NEW YORK — Washington has six days before the United States faces default on its debt. But more important for the municipal market, the government has little time before ratings agencies downgrade the U.S. sovereign credit.

Processing Content

As with the rest of the week, Wednesday’s activity betrays a tentativeness on the part of the primary and secondary markets, traders have noticed. Still, they remain optimistic, as there is a lot of cash waiting to be put to use and the week’s deals are seeing decent appetite.

But trading is mostly showing signs of fatigue, a trader in Chicago said.

“I’m seeing a lot of apprehension,” he said. “You’ve got those who just want to see how it’s all going to shake out and those who believe not much is going to change. This is just a terrible game of chicken; we need a resolution so everyone can move forward.”

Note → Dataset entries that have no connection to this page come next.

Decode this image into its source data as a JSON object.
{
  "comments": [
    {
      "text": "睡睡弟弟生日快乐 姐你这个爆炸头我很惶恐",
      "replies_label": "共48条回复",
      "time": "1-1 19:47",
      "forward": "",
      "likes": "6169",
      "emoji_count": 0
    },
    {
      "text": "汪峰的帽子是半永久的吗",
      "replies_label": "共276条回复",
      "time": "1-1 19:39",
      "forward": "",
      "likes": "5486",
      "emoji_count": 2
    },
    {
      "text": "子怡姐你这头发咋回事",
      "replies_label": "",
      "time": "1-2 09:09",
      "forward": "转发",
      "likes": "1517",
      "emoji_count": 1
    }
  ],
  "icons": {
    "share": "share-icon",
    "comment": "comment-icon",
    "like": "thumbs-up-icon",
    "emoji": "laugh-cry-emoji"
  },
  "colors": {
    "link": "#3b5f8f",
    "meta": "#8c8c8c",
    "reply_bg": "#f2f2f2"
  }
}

The Municipal Market Data triple-A curve shows a divergence in trajectory on the yield curve. Short-term yields are steady to two basis points firmer. Bonds maturing from 2021 to 2041 are flat to two basis points weaker. But those around the 15- to 20-year range are steady.

In Tuesday’s muni market, short-term tax-exempts strengthened two basis points while intermediate yields backed up one basis point, according to MMD. The 10-year yield was steady at 2.68%, the two-year yield remained at a calendar-year low of 0.40%, and the 30-year yield remained at 4.35%.

Treasuries were mostly weaker heading into Wednesday afternoon. The 10-year Treasury yield is one basis point higher at 2.97%.

The 30-year yield is flat at 4.29%, while the two-year yield climbed three basis points to 0.43%.

About $4.1 billion in new deals is expected this week, roughly half of last week’s supply. Issuers are hesitant to make a move into the market amid the uncertainty the debt-ceiling crisis has generated.

Bank of America Merrill Lynch won the biggest deal this week this morning: $418.3 million Maryland general obligation state and local facilities loan of 2011. The bonds are rated triple-A by the major rating agencies.

Yields range from 0.70% with a 5.00% coupon in 2014 to 3.638% with a 3.50% coupon in 2025. Credits maturing in 2015 through 2020, as well as in 2023, 2024, and 2026 were sold, but not available.

In the negotiated market, Bank of America Merrill Lynch priced $281.4 million of Maine Health and Higher Educational Facilities Authority revenue bonds, MaineGeneral Medical Center issue. The bonds are rated Baa3 by Moody’s Investors Service and BBB-minus by Fitch Ratings.

Yields range from 3.45% with a 5.00% coupon in 2015 to 7.05% with coupons of 6.75% and 7.00% in a split maturity in 2041. Credits maturing in 2032, 2036 and 2041 with a 6.95% coupon are sold out.